Department of Physics and Astronomy, Uppsala University, Box 516, 75121 Uppsala, Sweden.
Phys Chem Chem Phys. 2018 May 3;20(17):11805-11818. doi: 10.1039/c8cp01029c.
We present the phase diagram of Ce1-xGdxO2-x/2 (CGO), calculated by means of a combined Density Functional Theory (DFT), cluster expansion and lattice Monte Carlo approach. We show that this methodology gives reliable results for the whole range of concentrations (x ≡ xGd ≤ 1). In the thermodynamic equilibrium, we observe two transitions: the onset of oxygen-vacancy (O-Va) ordering at ca. 1200-3300 K for concentrations xGd = 0.3-1, and a phase separation into CeO2 and C-type Gd2O3 occurring below ca. 1000 K for all concentrations. We also model 'quenched' systems, with cations immobile below 1500 K, and observe that the presence of random-like cation configurations does not prevent C-type vacancy ordering. The obtained transition temperatures for Va ordering agree rather well with existing experimental data. We analyse the effect of vacancy ordering and composition on the lattice parameters and relaxation pattern of cations.

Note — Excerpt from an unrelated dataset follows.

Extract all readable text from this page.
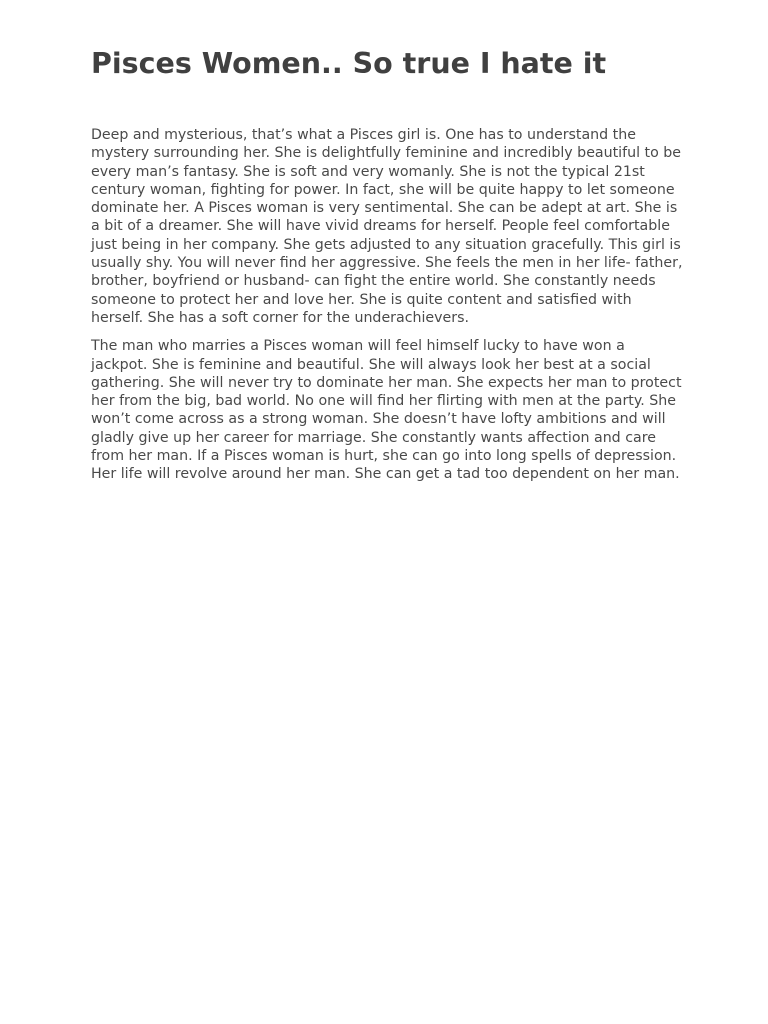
Pisces Women.. So true I hate it

Deep and mysterious, that’s what a Pisces girl is. One has to understand the mystery surrounding her. She is delightfully feminine and incredibly beautiful to be every man’s fantasy. She is soft and very womanly. She is not the typical 21st century woman, fighting for power. In fact, she will be quite happy to let someone dominate her. A Pisces woman is very sentimental. She can be adept at art. She is a bit of a dreamer. She will have vivid dreams for herself. People feel comfortable just being in her company. She gets adjusted to any situation gracefully. This girl is usually shy. You will never find her aggressive. She feels the men in her life- father, brother, boyfriend or husband- can fight the entire world. She constantly needs someone to protect her and love her. She is quite content and satisfied with herself. She has a soft corner for the underachievers.

The man who marries a Pisces woman will feel himself lucky to have won a jackpot. She is feminine and beautiful. She will always look her best at a social gathering. She will never try to dominate her man. She expects her man to protect her from the big, bad world. No one will find her flirting with men at the party. She won’t come across as a strong woman. She doesn’t have lofty ambitions and will gladly give up her career for marriage. She constantly wants affection and care from her man. If a Pisces woman is hurt, she can go into long spells of depression. Her life will revolve around her man. She can get a tad too dependent on her man.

我们提出了 Ce1-xGdxO2-x/2 (CGO) 的相图,通过组合密度泛函理论(DFT)、团簇展开和晶格蒙特卡罗方法计算得到。我们表明,这种方法对于整个浓度范围(x ≡ xGd ≤ 1)都能给出可靠的结果。在热力学平衡中,我们观察到两个转变:大约在 1200-3300 K 时氧空位(O-Va)有序开始,对于浓度 xGd = 0.3-1,以及低于大约 1000 K 时分为 CeO2 和 C 型 Gd2O3 的相分离。我们还模拟了在 1500 K 以下阳离子不移动的“淬火”系统,并观察到随机阳离子构型的存在并不能阻止 C 型空位有序化。Va 有序化的转变温度与现有的实验数据相当吻合。我们分析了空位有序化和组成对晶格参数和阳离子弛豫模式的影响。